Atualmente, os provedores de serviços públicos, empresas de telefonia e internet, bancos e cartões de crédito passaram para plataformas digitais. A maioria dos jornais são agora publicados on-line, as compras são feitas na Internet, as pessoas se comunicam através de e-mails ou mídias sociais e até mesmo o dinheiro pode ser on-line (através das criptomoedas). Hoje, fotos, músicas e vídeos são predominantemente em formato digital. Então, a maioria do que antes era tangível agora é digitalizado.
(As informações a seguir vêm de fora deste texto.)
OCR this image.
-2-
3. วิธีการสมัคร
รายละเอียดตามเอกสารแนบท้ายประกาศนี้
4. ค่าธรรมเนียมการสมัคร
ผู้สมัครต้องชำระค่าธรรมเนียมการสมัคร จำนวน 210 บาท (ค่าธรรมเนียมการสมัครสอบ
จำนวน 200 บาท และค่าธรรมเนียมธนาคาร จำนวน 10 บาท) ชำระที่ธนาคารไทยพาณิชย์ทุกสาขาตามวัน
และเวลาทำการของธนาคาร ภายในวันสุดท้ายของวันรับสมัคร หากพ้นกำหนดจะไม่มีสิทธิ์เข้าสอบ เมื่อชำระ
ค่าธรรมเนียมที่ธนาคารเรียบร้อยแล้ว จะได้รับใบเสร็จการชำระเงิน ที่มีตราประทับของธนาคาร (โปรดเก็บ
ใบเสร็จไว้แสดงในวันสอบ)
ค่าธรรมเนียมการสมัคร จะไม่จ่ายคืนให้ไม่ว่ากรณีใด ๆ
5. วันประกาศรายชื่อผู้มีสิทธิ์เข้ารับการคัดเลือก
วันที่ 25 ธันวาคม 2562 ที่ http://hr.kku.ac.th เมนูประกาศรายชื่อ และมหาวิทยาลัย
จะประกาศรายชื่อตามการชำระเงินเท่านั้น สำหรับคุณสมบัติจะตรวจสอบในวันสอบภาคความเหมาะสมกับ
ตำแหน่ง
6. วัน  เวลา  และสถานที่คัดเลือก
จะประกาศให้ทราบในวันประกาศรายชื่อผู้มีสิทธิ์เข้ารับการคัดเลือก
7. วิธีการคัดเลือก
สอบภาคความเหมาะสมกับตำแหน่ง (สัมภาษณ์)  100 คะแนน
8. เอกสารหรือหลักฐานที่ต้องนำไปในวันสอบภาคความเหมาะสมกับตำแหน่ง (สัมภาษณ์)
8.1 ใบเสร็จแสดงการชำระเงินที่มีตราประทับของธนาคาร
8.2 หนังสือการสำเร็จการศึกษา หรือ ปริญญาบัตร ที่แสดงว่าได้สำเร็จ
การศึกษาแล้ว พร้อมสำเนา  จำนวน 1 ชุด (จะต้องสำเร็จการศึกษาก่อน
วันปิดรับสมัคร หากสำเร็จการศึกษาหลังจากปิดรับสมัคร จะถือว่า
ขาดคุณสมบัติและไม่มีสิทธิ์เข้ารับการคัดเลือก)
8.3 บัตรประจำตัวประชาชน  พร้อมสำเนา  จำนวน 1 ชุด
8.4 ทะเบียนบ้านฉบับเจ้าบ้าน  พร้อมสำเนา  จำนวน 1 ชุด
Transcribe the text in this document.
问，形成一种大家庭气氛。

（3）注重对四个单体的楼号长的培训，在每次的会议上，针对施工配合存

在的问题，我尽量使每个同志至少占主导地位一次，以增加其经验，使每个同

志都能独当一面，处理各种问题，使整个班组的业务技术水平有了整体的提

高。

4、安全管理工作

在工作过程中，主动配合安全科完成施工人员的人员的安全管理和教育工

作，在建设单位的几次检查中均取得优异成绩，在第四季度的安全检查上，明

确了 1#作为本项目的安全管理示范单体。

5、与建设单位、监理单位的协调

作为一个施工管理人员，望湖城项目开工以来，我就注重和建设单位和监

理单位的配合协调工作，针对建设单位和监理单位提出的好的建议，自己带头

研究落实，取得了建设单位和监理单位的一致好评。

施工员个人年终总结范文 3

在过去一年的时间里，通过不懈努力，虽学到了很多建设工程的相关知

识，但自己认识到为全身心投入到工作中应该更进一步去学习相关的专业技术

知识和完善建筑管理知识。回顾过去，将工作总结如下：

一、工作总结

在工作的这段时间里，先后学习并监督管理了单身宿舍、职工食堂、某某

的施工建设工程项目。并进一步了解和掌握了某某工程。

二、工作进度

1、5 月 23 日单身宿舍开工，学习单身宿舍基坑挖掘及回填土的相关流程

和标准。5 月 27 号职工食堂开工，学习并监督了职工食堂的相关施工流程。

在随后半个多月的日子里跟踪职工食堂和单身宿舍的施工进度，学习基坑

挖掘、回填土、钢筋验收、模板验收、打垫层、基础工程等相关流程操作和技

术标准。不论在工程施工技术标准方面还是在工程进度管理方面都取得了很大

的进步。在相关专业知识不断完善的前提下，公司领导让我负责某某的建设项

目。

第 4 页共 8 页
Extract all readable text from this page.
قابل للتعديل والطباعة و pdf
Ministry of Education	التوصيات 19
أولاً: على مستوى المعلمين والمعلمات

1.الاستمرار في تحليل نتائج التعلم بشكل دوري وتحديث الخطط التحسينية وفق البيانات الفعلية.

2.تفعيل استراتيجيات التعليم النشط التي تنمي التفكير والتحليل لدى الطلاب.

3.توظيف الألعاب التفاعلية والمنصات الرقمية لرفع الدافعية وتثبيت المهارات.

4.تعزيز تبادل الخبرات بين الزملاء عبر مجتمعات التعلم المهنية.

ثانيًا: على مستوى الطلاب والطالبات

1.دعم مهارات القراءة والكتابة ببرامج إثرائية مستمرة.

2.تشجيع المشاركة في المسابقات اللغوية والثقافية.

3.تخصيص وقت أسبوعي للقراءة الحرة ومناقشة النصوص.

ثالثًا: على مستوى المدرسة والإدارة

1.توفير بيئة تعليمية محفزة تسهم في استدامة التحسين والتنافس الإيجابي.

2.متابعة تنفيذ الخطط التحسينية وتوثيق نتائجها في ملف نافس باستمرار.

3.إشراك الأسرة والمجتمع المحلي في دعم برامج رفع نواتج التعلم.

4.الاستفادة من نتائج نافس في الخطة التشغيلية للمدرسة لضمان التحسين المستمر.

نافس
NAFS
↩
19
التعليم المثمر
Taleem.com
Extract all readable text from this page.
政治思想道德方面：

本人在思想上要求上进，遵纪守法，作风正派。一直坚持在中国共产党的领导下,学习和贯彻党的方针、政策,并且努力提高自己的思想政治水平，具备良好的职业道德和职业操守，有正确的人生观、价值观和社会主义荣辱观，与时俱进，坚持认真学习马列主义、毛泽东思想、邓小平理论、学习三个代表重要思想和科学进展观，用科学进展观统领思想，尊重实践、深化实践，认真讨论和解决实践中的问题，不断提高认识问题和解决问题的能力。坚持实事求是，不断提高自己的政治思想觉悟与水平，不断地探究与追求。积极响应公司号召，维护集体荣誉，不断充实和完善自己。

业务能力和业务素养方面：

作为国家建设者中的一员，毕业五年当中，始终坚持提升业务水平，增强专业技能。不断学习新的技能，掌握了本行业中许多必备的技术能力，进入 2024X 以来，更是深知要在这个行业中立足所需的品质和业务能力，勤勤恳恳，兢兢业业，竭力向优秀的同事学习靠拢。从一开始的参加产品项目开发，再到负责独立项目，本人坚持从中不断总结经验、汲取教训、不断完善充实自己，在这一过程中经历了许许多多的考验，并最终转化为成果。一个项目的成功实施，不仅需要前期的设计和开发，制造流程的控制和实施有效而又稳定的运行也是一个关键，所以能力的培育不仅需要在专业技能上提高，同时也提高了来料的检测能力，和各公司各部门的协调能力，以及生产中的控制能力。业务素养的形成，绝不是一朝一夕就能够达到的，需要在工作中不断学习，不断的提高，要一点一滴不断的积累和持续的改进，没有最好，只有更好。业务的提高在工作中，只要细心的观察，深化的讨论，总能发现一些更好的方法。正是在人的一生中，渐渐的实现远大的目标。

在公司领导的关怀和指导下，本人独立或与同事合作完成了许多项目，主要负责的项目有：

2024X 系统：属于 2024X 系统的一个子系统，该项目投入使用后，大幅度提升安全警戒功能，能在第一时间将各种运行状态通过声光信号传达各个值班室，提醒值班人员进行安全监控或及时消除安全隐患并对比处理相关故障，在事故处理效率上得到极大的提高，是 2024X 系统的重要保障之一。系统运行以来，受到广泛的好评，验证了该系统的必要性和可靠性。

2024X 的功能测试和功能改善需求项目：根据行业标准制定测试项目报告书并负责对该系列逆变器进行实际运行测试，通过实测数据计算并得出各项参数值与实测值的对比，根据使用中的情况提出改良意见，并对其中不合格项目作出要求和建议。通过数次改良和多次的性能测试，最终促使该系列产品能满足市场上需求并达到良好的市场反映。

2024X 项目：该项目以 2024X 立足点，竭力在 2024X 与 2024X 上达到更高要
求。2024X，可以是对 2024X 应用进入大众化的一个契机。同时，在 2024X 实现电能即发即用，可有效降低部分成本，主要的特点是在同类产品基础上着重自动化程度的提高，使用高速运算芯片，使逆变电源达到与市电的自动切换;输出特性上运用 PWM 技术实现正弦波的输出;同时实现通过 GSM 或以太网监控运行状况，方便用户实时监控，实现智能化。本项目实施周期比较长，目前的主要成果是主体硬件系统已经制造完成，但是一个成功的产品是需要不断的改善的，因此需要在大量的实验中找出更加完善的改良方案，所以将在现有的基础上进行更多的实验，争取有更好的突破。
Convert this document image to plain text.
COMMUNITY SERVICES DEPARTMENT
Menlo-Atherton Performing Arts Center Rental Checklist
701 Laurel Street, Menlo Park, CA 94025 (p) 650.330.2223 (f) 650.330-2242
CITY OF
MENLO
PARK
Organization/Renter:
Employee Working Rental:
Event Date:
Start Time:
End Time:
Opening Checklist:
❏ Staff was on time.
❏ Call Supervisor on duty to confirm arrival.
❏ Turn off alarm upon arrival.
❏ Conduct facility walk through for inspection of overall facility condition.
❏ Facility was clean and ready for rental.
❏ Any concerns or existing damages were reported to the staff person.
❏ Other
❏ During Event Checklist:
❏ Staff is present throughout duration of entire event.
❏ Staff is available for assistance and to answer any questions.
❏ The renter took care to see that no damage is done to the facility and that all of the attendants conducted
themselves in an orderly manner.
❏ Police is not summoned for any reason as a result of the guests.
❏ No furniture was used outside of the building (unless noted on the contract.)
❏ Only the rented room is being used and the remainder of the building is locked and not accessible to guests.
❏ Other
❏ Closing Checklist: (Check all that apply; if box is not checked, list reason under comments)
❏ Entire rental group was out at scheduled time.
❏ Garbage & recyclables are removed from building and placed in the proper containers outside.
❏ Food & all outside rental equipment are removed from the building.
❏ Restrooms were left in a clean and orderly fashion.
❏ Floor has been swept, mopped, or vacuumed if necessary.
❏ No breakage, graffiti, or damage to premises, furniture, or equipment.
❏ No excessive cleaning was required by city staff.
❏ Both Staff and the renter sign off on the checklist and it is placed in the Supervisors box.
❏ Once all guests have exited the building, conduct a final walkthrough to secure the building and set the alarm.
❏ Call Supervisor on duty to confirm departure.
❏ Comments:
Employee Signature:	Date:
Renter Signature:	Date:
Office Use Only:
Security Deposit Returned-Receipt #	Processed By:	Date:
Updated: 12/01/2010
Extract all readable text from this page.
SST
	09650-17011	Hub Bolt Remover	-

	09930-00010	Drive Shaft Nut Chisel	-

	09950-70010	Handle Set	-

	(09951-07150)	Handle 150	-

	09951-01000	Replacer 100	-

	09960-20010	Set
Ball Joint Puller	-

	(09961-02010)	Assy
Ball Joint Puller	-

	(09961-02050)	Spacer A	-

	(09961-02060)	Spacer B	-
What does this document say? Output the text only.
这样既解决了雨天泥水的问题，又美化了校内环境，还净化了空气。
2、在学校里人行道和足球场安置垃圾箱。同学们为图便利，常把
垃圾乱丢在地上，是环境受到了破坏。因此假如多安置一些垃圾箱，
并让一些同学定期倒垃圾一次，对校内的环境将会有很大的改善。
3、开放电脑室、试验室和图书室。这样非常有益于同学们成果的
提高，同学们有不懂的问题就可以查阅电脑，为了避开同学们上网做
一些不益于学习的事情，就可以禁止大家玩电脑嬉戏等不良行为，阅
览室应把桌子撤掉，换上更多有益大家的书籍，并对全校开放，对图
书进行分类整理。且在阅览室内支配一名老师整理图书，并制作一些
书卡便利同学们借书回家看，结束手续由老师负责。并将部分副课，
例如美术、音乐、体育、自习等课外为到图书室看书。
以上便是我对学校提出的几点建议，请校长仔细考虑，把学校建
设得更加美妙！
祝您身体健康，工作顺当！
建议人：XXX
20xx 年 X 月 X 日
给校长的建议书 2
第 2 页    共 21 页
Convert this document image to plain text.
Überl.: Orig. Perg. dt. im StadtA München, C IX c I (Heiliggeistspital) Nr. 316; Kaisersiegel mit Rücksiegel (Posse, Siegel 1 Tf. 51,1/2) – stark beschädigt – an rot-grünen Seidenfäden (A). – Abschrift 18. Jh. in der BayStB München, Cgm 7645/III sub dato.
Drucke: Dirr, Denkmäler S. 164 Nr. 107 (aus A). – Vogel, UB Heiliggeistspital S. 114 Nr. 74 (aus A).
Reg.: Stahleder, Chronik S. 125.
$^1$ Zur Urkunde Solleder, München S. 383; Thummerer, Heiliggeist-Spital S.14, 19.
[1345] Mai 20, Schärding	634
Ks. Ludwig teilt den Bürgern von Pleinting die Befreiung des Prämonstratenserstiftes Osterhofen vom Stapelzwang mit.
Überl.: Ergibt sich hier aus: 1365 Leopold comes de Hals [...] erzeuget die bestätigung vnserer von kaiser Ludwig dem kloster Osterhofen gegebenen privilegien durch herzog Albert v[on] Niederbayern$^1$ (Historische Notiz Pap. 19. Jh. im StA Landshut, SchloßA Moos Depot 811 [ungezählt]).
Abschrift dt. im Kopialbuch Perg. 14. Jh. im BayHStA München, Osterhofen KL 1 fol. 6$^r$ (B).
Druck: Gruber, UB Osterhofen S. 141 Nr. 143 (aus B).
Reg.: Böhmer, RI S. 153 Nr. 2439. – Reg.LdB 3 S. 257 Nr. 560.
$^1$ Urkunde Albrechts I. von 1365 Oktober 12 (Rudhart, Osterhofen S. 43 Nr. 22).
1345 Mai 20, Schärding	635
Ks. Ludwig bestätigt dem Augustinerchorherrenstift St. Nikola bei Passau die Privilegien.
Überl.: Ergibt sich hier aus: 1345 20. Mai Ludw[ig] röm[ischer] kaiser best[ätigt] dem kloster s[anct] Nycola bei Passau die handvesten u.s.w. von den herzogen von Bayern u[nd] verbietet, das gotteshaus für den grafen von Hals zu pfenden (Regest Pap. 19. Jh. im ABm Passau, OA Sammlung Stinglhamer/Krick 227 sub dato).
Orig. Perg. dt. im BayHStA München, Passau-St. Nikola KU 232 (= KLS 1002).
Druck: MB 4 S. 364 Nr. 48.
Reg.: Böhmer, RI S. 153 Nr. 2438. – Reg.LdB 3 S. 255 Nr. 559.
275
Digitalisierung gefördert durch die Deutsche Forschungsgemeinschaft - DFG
Sendo assim, quando um ente querido falece, ele pode ter mais em seu nome que apenas ativos ou propriedades físicas; o indivíduo pode deixar uma herança digital, que inclui itens de valor econômico – como criptomoedas e coleções de e-books, músicas, filmes e jogos – ou mesmo sentimental – entre fotos, vídeos, mensagens e perfis em redes sociais.

Imagine o caso dos Youtubers e Digital Influencers que possuem em seus canais milhões de visualizações, seguidores e inscritos. Nesses casos, em que o fruto dessas redes sociais são a renda familiar, quem seriam seus herdeiros? O mero detentor das senhas dessas contas poderia herdá-las?

No Brasil, não existe ainda uma lei específica que aborde a questão da herança digital, mas existe, atualmente, tramitando na Câmara dos Deputados, o projeto de lei 8.562/2017 que busca alteração do Código Civil, inserindo a herança digital.

Enquanto a lei não é alterada, se não houver disposição contrária em testamento, a sucessão passa a ser legítima. Assim, serão chamados para receber a herança: primeiramente, os descendentes (filhos, netos, bisnetos...); os ascendentes (pai, mãe, avô, avó, bisavós, ...); e, em terceiro lugar, o cônjuge/convivente, que concorre com os demais na mesma ordem; e, por último, os colaterais até o quarto grau.

No entanto, a transmissão aos sucessores será apenas dos bens com conteúdo econômico; informações pessoais, por serem de caráter personalíssimo, extinguem-se com o falecimento. É recomendável, portanto, que os titulares de contas digitais, registrem sua vontade através de um testamento.